Carol visiting the FBI building where she used to work over 20 years later
Carol visiting the FBI building where she used to work over 20 years later

Employees at the FBI were required to adhere to a strict curfew, and risked their jobs if they we're caught out after 11pm. Carol recalled having background checks and even being shadowed a few times.

Aside from the controlling work conditions the girls enjoyed their time in Washington, going to iconic clubs such as the Washington location of the Whiskey-a Go-Go, (Carol kept the matchbook she got there among her souvenirs until she gave it to me last year.) and looking up celebrities in the FBI files for updated gossip.





In 1967 Baba moved back home with her family and worked a variety of office jobs over the following years.
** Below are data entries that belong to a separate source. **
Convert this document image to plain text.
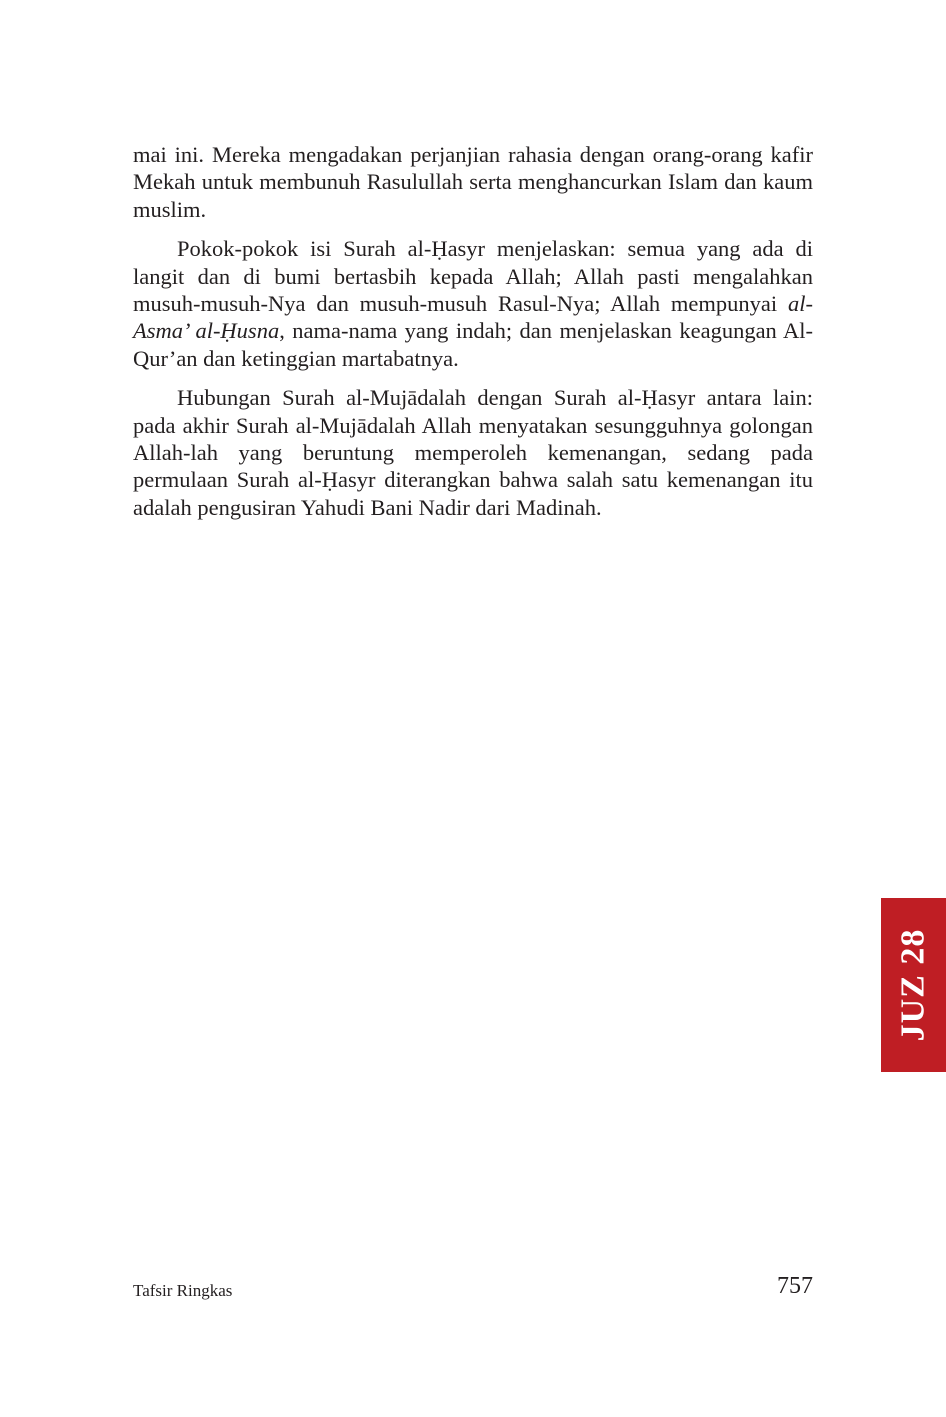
mai ini. Mereka mengadakan perjanjian rahasia dengan orang-orang kafir Mekah untuk membunuh Rasulullah serta menghancurkan Islam dan kaum muslim.

Pokok-pokok isi Surah al-Ḥasyr menjelaskan: semua yang ada di langit dan di bumi bertasbih kepada Allah; Allah pasti mengalahkan musuh-musuh-Nya dan musuh-musuh Rasul-Nya; Allah mempunyai al-Asma’ al-Ḥusna, nama-nama yang indah; dan menjelaskan keagungan Al-Qur’an dan ketinggian martabatnya.

Hubungan Surah al-Mujādalah dengan Surah al-Ḥasyr antara lain: pada akhir Surah al-Mujādalah Allah menyatakan sesungguhnya golongan Allah-lah yang beruntung memperoleh kemenangan, sedang pada permulaan Surah al-Ḥasyr diterangkan bahwa salah satu kemenangan itu adalah pengusiran Yahudi Bani Nadir dari Madinah.

JUZ 28
Tafsir Ringkas	757
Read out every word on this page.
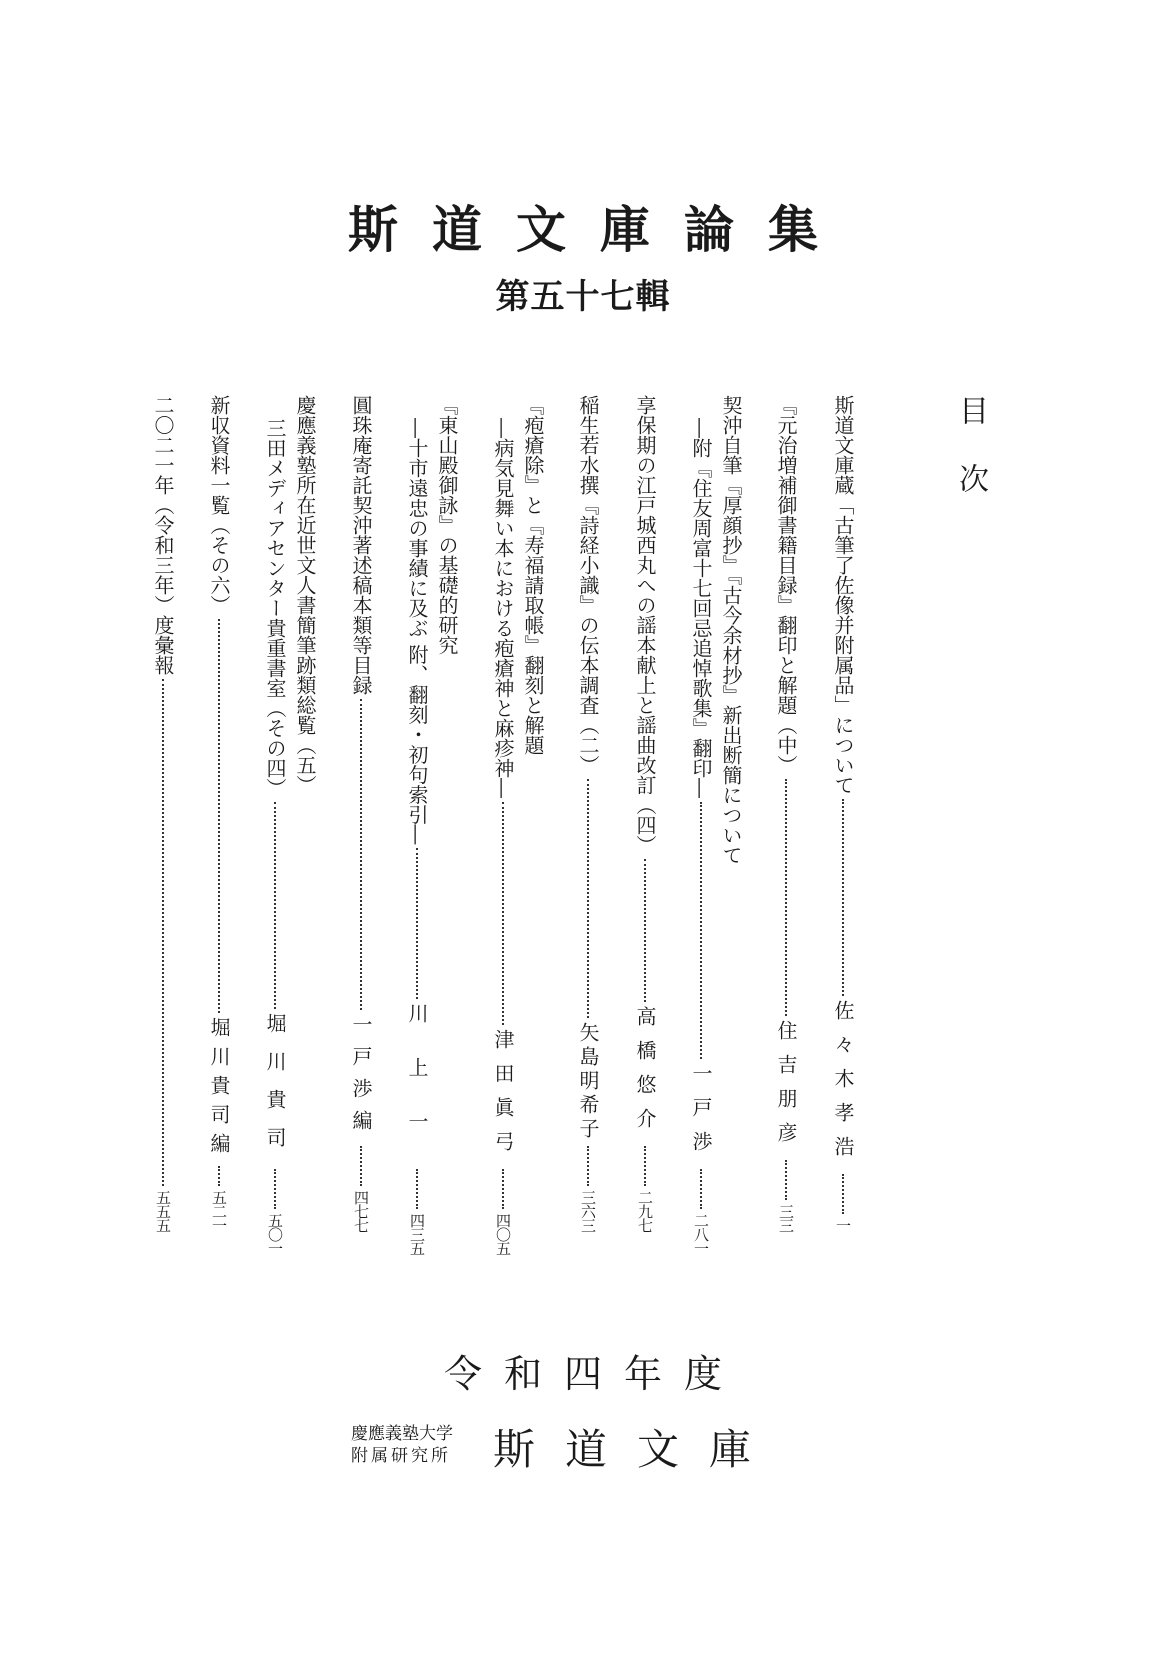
斯道文庫論集
第五十七輯
目次
斯道文庫蔵「古筆了佐像并附属品」について
佐々木孝浩
一
『元治増補御書籍目録』翻印と解題（中）
住吉朋彦
三三
契沖自筆『厚顔抄』『古今余材抄』新出断簡について
―附『住友周富十七回忌追悼歌集』翻印―
一戸渉
二八一
享保期の江戸城西丸への謡本献上と謡曲改訂（四）
高橋悠介
二九七
稲生若水撰『詩経小識』の伝本調査（二）
矢島明希子
三六三
『疱瘡除』と『寿福請取帳』翻刻と解題
―病気見舞い本における疱瘡神と麻疹神―
津田眞弓
四〇五
『東山殿御詠』の基礎的研究
―十市遠忠の事績に及ぶ 附、翻刻・初句索引―
川上一
四三五
圓珠庵寄託契沖著述稿本類等目録
一戸渉編
四七七
慶應義塾所在近世文人書簡筆跡類総覧（五）
三田メディアセンター貴重書室（その四）
堀川貴司
五〇一
新収資料一覧（その六）
堀川貴司編
五二一
二〇二一年（令和三年）度彙報
五五五
令和四年度
慶應義塾大学
附属研究所	斯道文庫
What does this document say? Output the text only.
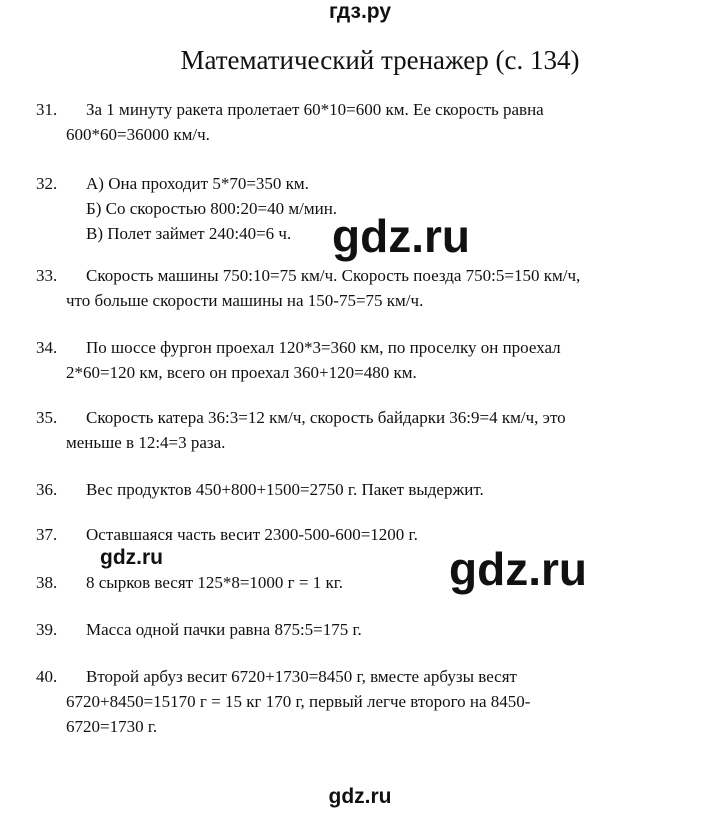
гдз.ру
Математический тренажер (с. 134)
31. За 1 минуту ракета пролетает 60*10=600 км. Ее скорость равна
600*60=36000 км/ч.
32. А) Она проходит 5*70=350 км.
Б) Со скоростью 800:20=40 м/мин.
В) Полет займет 240:40=6 ч.
33. Скорость машины 750:10=75 км/ч. Скорость поезда 750:5=150 км/ч,
что больше скорости машины на 150-75=75 км/ч.
34. По шоссе фургон проехал 120*3=360 км, по проселку он проехал
2*60=120 км, всего он проехал 360+120=480 км.
35. Скорость катера 36:3=12 км/ч, скорость байдарки 36:9=4 км/ч, это
меньше в 12:4=3 раза.
36. Вес продуктов 450+800+1500=2750 г. Пакет выдержит.
37. Оставшаяся часть весит 2300-500-600=1200 г.
38. 8 сырков весят 125*8=1000 г = 1 кг.
39. Масса одной пачки равна 875:5=175 г.
40. Второй арбуз весит 6720+1730=8450 г, вместе арбузы весят
6720+8450=15170 г = 15 кг 170 г, первый легче второго на 8450-
6720=1730 г.
gdz.ru
gdz.ru
gdz.ru
gdz.ru
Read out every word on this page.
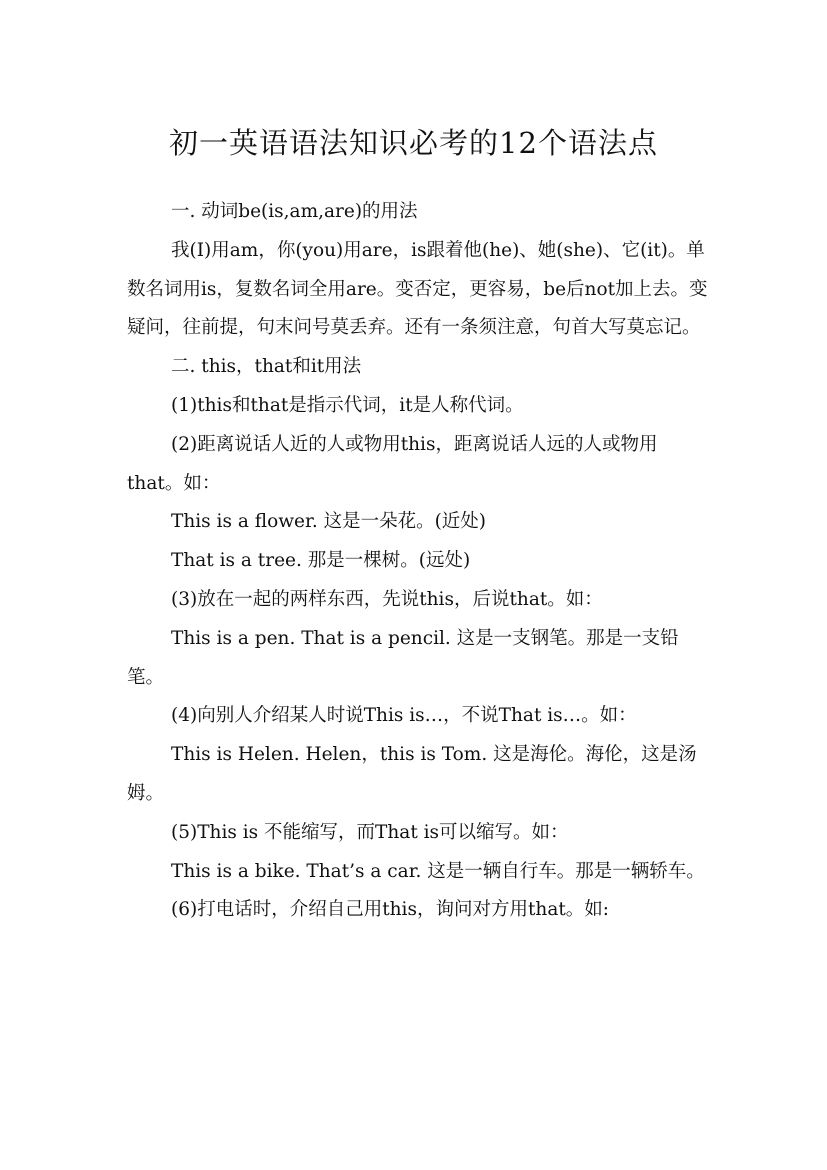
初一英语语法知识必考的12个语法点

一. 动词be(is,am,are)的用法

我(I)用am，你(you)用are，is跟着他(he)、她(she)、它(it)。单数名词用is，复数名词全用are。变否定，更容易，be后not加上去。变疑问，往前提，句末问号莫丢弃。还有一条须注意，句首大写莫忘记。

二. this，that和it用法

(1)this和that是指示代词，it是人称代词。

(2)距离说话人近的人或物用this，距离说话人远的人或物用that。如：

This is a flower. 这是一朵花。(近处)

That is a tree. 那是一棵树。(远处)

(3)放在一起的两样东西，先说this，后说that。如：

This is a pen. That is a pencil. 这是一支钢笔。那是一支铅笔。

(4)向别人介绍某人时说This is…，不说That is…。如：

This is Helen. Helen，this is Tom. 这是海伦。海伦，这是汤姆。

(5)This is 不能缩写，而That is可以缩写。如：

This is a bike. That’s a car. 这是一辆自行车。那是一辆轿车。

(6)打电话时，介绍自己用this，询问对方用that。如:
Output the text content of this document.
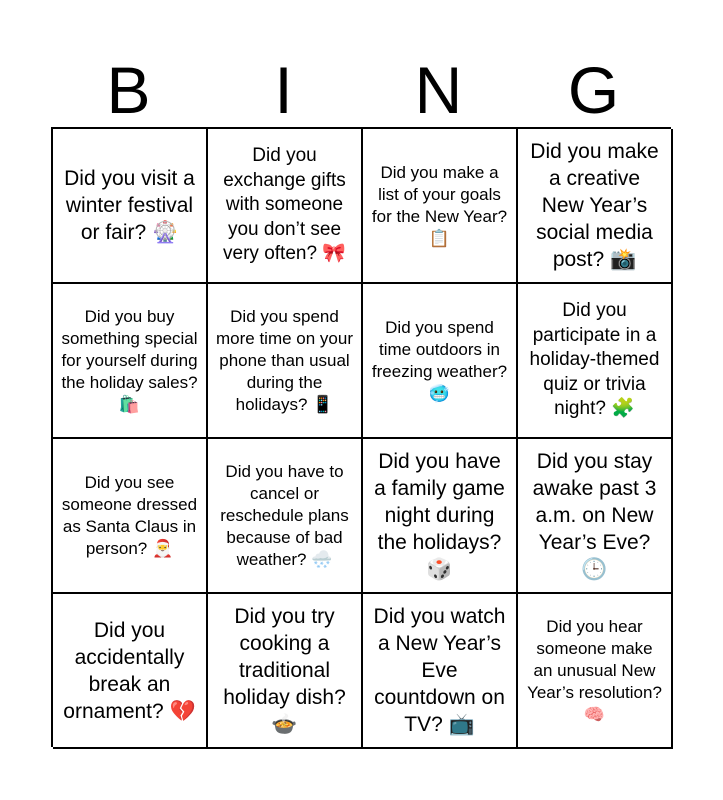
B	I	N	G
Did you visit a winter festival or fair? 🎡
Did you exchange gifts with someone you don’t see very often? 🎀
Did you make a list of your goals for the New Year? 📋
Did you make a creative New Year’s social media post? 📸
Did you buy something special for yourself during the holiday sales? 🛍️
Did you spend more time on your phone than usual during the holidays? 📱
Did you spend time outdoors in freezing weather? 🥶
Did you participate in a holiday-themed quiz or trivia night? 🧩
Did you see someone dressed as Santa Claus in person? 🎅
Did you have to cancel or reschedule plans because of bad weather? 🌨️
Did you have a family game night during the holidays? 🎲
Did you stay awake past 3 a.m. on New Year’s Eve? 🕒
Did you accidentally break an ornament? 💔
Did you try cooking a traditional holiday dish? 🍲
Did you watch a New Year’s Eve countdown on TV? 📺
Did you hear someone make an unusual New Year’s resolution? 🧠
Her high school friends still got together regularly and would meet up to play volleyball whenever they could.  

Along with volleyball another hobby that stuck was dancing. Carol and Carol Jean would often drop in local hot spots to grab a drink and dance. It was at one of these hot spots in early 1970 that Carol met the man who she would spend the rest of her life with. 

My grandfather Harold was quite the beauty standard back in the day. When I was a teenager and working at a local grocers the older women in town would tell me how attractive they thought he was and all about the big crushes they had on him in high school. (And evidently still had.)

I wish i had a better photo of the dress, because it was truly fabulous!
I wish i had a better photo of the dress, because it was truly fabulous!

Carol remembered first laying eyes on him and not thinking he would be interested in her. ( I’d like to mention here that she was drop dead gorgeous as well and the idea that any guy wouldn’t have been interested is just absurd.)  He asked her to dance and she was instantly smitten. After three dates he proposed, six months later they were married. Harold in a black tux and Carol in a pink mini dress. (I’m convinced she was the IT girl!)




They had four children together, my mother being one of them. Though the road could get rocky at times Carol stated she was most proud of being Harold’s wife. 


Carol and Harold in the early 70's
Carol and Harold in the early 70's

Though I’ve chosen to focus this story on her life in the 60’s, she certainly didn’t slow down after that, throughout my mother’s life and my own she continued to meet new friends, stay in touch with old ones, and absolutely destroy anyone who challenged her to a volleyball game. She was vibrant, mischievous, full of love, and maintained a bigger social circle than I could fathom.  And that’s exactly how I think she would want to be remembered. 





"Baba" and me in 2004
"Baba" and me in 2004

The story ends in just just about the same way it begins, on Easter Sunday. That’s when the funeral was held, in a tiny little church she had attended for the last 50 years. The church was full with just as many friends as family and the pastor was asked to give a memorial service that incorporated the message of the resurrection in honor of Easter. The message was kept short at her request and after the burial everyone stayed for lunch that was mostly comprised of doughnuts and popcorn. She would’ve loved it.